To Perry's dismay, a board subcommittee overturned the verdict, claiming that the cheating charge was not adequately substantiated. Neither Perry nor the teaching assistant was asked to testify before the subcommittee.

"There is palpable cynicism on this campus among faculty regarding the merits of filing misconduct charges," Perry wrote bluntly to the board. He has since retired.

Return of Honor Codes
Savvy professors now discourage term-paper plagiarism by assigning more narrow writing topics and giving pop quizzes in class on students' research progress. And new websites promise to help educators detect plagiarized papers. Plagiarism.org, for instance, will compare a student's work with the over 100,000 documents in its database, as well as to those indexed by major Internet search engines.

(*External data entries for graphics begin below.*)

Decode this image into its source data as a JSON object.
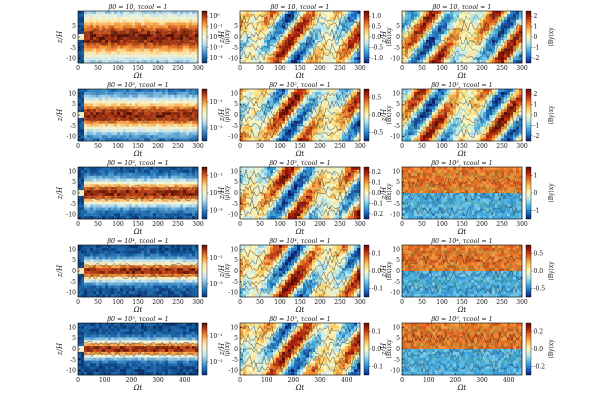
{
  "figure": {
    "rows": 5,
    "columns": 3,
    "column_quantities": [
      "⟨ρ⟩xy",
      "⟨Bx⟩xy",
      "⟨By⟩xy"
    ]
  },
  "colors": {
    "density_map": [
      "#08306b",
      "#2171b5",
      "#6baed6",
      "#c6e4f0",
      "#f2f5d8",
      "#fde3a2",
      "#f59a3d",
      "#c2471b",
      "#4a0c04"
    ],
    "field_map": [
      "#0b1e6e",
      "#1f6fc4",
      "#4fb4e0",
      "#b9e6ef",
      "#fbf7c4",
      "#f9cc62",
      "#ea7a2a",
      "#b7260f",
      "#5c0a04"
    ],
    "contour": "#1a1a1a",
    "contour_alt": "#2e7d32"
  },
  "chart_data": [
    {
      "type": "heatmap",
      "row": 1,
      "col": 1,
      "title": "β0 = 10, τcool = 1",
      "xlabel": "Ωt",
      "ylabel": "z/H",
      "xlim": [
        0,
        300
      ],
      "ylim": [
        -12,
        12
      ],
      "xticks": [
        0,
        50,
        100,
        150,
        200,
        250,
        300
      ],
      "yticks": [
        -10,
        -5,
        0,
        5
      ],
      "colorbar": {
        "label": "⟨ρ⟩xy",
        "scale": "log",
        "ticks": [
          "10^0",
          "10^-1",
          "10^-2",
          "10^-3",
          "10^-4"
        ]
      }
    },
    {
      "type": "heatmap",
      "row": 1,
      "col": 2,
      "title": "β0 = 10, τcool = 1",
      "xlabel": "Ωt",
      "ylabel": "z/H",
      "xlim": [
        0,
        300
      ],
      "ylim": [
        -12,
        12
      ],
      "xticks": [
        0,
        50,
        100,
        150,
        200,
        250,
        300
      ],
      "yticks": [
        -10,
        -5,
        0,
        5
      ],
      "colorbar": {
        "label": "⟨Bx⟩xy",
        "scale": "linear",
        "ticks": [
          "1.0",
          "0.5",
          "0.0",
          "-0.5",
          "-1.0"
        ]
      }
    },
    {
      "type": "heatmap",
      "row": 1,
      "col": 3,
      "title": "β0 = 10, τcool = 1",
      "xlabel": "Ωt",
      "ylabel": "z/H",
      "xlim": [
        0,
        300
      ],
      "ylim": [
        -12,
        12
      ],
      "xticks": [
        0,
        50,
        100,
        150,
        200,
        250,
        300
      ],
      "yticks": [
        -10,
        -5,
        0,
        5
      ],
      "colorbar": {
        "label": "⟨By⟩xy",
        "scale": "linear",
        "ticks": [
          "2",
          "1",
          "0",
          "-1",
          "-2"
        ]
      }
    },
    {
      "type": "heatmap",
      "row": 2,
      "col": 1,
      "title": "β0 = 10², τcool = 1",
      "xlabel": "Ωt",
      "ylabel": "z/H",
      "xlim": [
        0,
        300
      ],
      "ylim": [
        -12,
        12
      ],
      "xticks": [
        0,
        50,
        100,
        150,
        200,
        250,
        300
      ],
      "yticks": [
        -10,
        -5,
        0,
        5,
        10
      ],
      "colorbar": {
        "label": "⟨ρ⟩xy",
        "scale": "log",
        "ticks": [
          "10^-1",
          "10^-2"
        ]
      }
    },
    {
      "type": "heatmap",
      "row": 2,
      "col": 2,
      "title": "β0 = 10², τcool = 1",
      "xlabel": "Ωt",
      "ylabel": "z/H",
      "xlim": [
        0,
        300
      ],
      "ylim": [
        -12,
        12
      ],
      "xticks": [
        0,
        50,
        100,
        150,
        200,
        250,
        300
      ],
      "yticks": [
        -10,
        -5,
        0,
        5,
        10
      ],
      "colorbar": {
        "label": "⟨Bx⟩xy",
        "scale": "linear",
        "ticks": [
          "0.5",
          "0.0",
          "-0.5"
        ]
      }
    },
    {
      "type": "heatmap",
      "row": 2,
      "col": 3,
      "title": "β0 = 10², τcool = 1",
      "xlabel": "Ωt",
      "ylabel": "z/H",
      "xlim": [
        0,
        300
      ],
      "ylim": [
        -12,
        12
      ],
      "xticks": [
        0,
        50,
        100,
        150,
        200,
        250,
        300
      ],
      "yticks": [
        -10,
        -5,
        0,
        5,
        10
      ],
      "colorbar": {
        "label": "⟨By⟩xy",
        "scale": "linear",
        "ticks": [
          "2",
          "1",
          "0",
          "-1",
          "-2"
        ]
      }
    },
    {
      "type": "heatmap",
      "row": 3,
      "col": 1,
      "title": "β0 = 10³, τcool = 1",
      "xlabel": "Ωt",
      "ylabel": "z/H",
      "xlim": [
        0,
        300
      ],
      "ylim": [
        -12,
        12
      ],
      "xticks": [
        0,
        50,
        100,
        150,
        200,
        250,
        300
      ],
      "yticks": [
        -10,
        -5,
        0,
        5,
        10
      ],
      "colorbar": {
        "label": "⟨ρ⟩xy",
        "scale": "log",
        "ticks": [
          "10^-1",
          "10^-2",
          "10^-3"
        ]
      }
    },
    {
      "type": "heatmap",
      "row": 3,
      "col": 2,
      "title": "β0 = 10³, τcool = 1",
      "xlabel": "Ωt",
      "ylabel": "z/H",
      "xlim": [
        0,
        300
      ],
      "ylim": [
        -12,
        12
      ],
      "xticks": [
        0,
        50,
        100,
        150,
        200,
        250,
        300
      ],
      "yticks": [
        -10,
        -5,
        0,
        5,
        10
      ],
      "colorbar": {
        "label": "⟨Bx⟩xy",
        "scale": "linear",
        "ticks": [
          "0.2",
          "0.1",
          "0.0",
          "-0.1",
          "-0.2"
        ]
      }
    },
    {
      "type": "heatmap",
      "row": 3,
      "col": 3,
      "title": "β0 = 10³, τcool = 1",
      "xlabel": "Ωt",
      "ylabel": "z/H",
      "xlim": [
        0,
        300
      ],
      "ylim": [
        -12,
        12
      ],
      "xticks": [
        0,
        50,
        100,
        150,
        200,
        250,
        300
      ],
      "yticks": [
        -10,
        -5,
        0,
        5,
        10
      ],
      "colorbar": {
        "label": "⟨By⟩xy",
        "scale": "linear",
        "ticks": [
          "1",
          "0",
          "-1"
        ]
      }
    },
    {
      "type": "heatmap",
      "row": 4,
      "col": 1,
      "title": "β0 = 10⁴, τcool = 1",
      "xlabel": "Ωt",
      "ylabel": "z/H",
      "xlim": [
        0,
        300
      ],
      "ylim": [
        -12,
        12
      ],
      "xticks": [
        0,
        50,
        100,
        150,
        200,
        250,
        300
      ],
      "yticks": [
        -10,
        -5,
        0,
        5,
        10
      ],
      "colorbar": {
        "label": "⟨ρ⟩xy",
        "scale": "log",
        "ticks": [
          "10^-1",
          "10^-2"
        ]
      }
    },
    {
      "type": "heatmap",
      "row": 4,
      "col": 2,
      "title": "β0 = 10⁴, τcool = 1",
      "xlabel": "Ωt",
      "ylabel": "z/H",
      "xlim": [
        0,
        300
      ],
      "ylim": [
        -12,
        12
      ],
      "xticks": [
        0,
        50,
        100,
        150,
        200,
        250,
        300
      ],
      "yticks": [
        -10,
        -5,
        0,
        5,
        10
      ],
      "colorbar": {
        "label": "⟨Bx⟩xy",
        "scale": "linear",
        "ticks": [
          "0.1",
          "0.0",
          "-0.1"
        ]
      }
    },
    {
      "type": "heatmap",
      "row": 4,
      "col": 3,
      "title": "β0 = 10⁴, τcool = 1",
      "xlabel": "Ωt",
      "ylabel": "z/H",
      "xlim": [
        0,
        300
      ],
      "ylim": [
        -12,
        12
      ],
      "xticks": [
        0,
        50,
        100,
        150,
        200,
        250,
        300
      ],
      "yticks": [
        -10,
        -5,
        0,
        5,
        10
      ],
      "colorbar": {
        "label": "⟨By⟩xy",
        "scale": "linear",
        "ticks": [
          "0.5",
          "0.0",
          "-0.5"
        ]
      }
    },
    {
      "type": "heatmap",
      "row": 5,
      "col": 1,
      "title": "β0 = 10⁵, τcool = 1",
      "xlabel": "Ωt",
      "ylabel": "z/H",
      "xlim": [
        0,
        450
      ],
      "ylim": [
        -12,
        12
      ],
      "xticks": [
        0,
        100,
        200,
        300,
        400
      ],
      "yticks": [
        -10,
        -5,
        0,
        5,
        10
      ],
      "colorbar": {
        "label": "⟨ρ⟩xy",
        "scale": "log",
        "ticks": [
          "10^-1",
          "10^-2"
        ]
      }
    },
    {
      "type": "heatmap",
      "row": 5,
      "col": 2,
      "title": "β0 = 10⁵, τcool = 1",
      "xlabel": "Ωt",
      "ylabel": "z/H",
      "xlim": [
        0,
        450
      ],
      "ylim": [
        -12,
        12
      ],
      "xticks": [
        0,
        100,
        200,
        300,
        400
      ],
      "yticks": [
        -10,
        -5,
        0,
        5,
        10
      ],
      "colorbar": {
        "label": "⟨Bx⟩xy",
        "scale": "linear",
        "ticks": [
          "0.1",
          "0.0",
          "-0.1"
        ]
      }
    },
    {
      "type": "heatmap",
      "row": 5,
      "col": 3,
      "title": "β0 = 10⁵, τcool = 1",
      "xlabel": "Ωt",
      "ylabel": "z/H",
      "xlim": [
        0,
        450
      ],
      "ylim": [
        -12,
        12
      ],
      "xticks": [
        0,
        100,
        200,
        300,
        400
      ],
      "yticks": [
        -10,
        -5,
        0,
        5,
        10
      ],
      "colorbar": {
        "label": "⟨By⟩xy",
        "scale": "linear",
        "ticks": [
          "0.2",
          "0.0",
          "-0.2"
        ]
      }
    }
  ]
}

While professors can police their classrooms, a growing number of colleges and universities are reverting to an old-fashioned institution--the honor code. "The student activism of the '60s created an environment of mistrust, which led to the disappearance of traditions like honor codes on many campuses," says McCabe. "Today, adopting some form of an honor code typically reflects a desire to bring a higher level of honesty and accountability to student life."

Unlike long-standing honor codes at schools such as the University of Virginia, most new "modified" honor programs do not obligate students to report incidents of academic dishonesty. But students who do observe cheating are strongly encouraged to do so.

For those who get caught cheating, the case is often resolved through a voluntary agreement. Sometimes the professor confronts the student in private and metes out a punishment if the student admits wrongdoing. In other instances, allegations are reported to a judicial board or honor council, usually composed of students and faculty. Once again, if the accused owns up, the matter is resolved with a punishment. The cases for students who deny cheating are often heard in formal proceedings, complete with evidence presented by witnesses.

At many schools, punishment for first-time violators is an F on the assignment or in the course, or some form of disciplinary probation. More egregious offenses, as well as a second or third offense, can result in suspension or expulsion.

At the University of Maryland, students caught cheating get an XF for the course on their transcript, which indicates failure due to academic dishonesty. First-time offenders can petition the school to remove the X after they complete a six-week seminar, though the F is permanent.

The reported number of cheating cases at the University of Maryland more than tripled from 60 in 1990--when the school's new code took effect--to 204 in 1998. "I'm convinced that's not due to an increase in dishonesty, but to more people willing to report cases," says Maryland's Gary Pavela, director of the Office of Judicial Programs and Student Ethical Development.

Some schools use publicity to send the message that cheating is not tolerated. The California Aggie, the student newspaper at the University of California at Davis, publishes a weekly synopsis of cases in which a student admitted cheating or was found to have cheated by the school's student-faculty honor council. "It's as well read as a police blotter," says Jeanne Wilson, the school's student judicial-affairs director.

There is, of course, no panacea. Cheating is so easy and widespread that it will always attract some students. But it need not be the epidemic it has become.

"My belief is that ten to 20 percent of students will cheat whenever they feel they can get away with it," says McCabe, "and ten to 20 percent will never cheat because of strong convictions or fear of getting caught. The battle is for the 60 to 80 percent in the middle."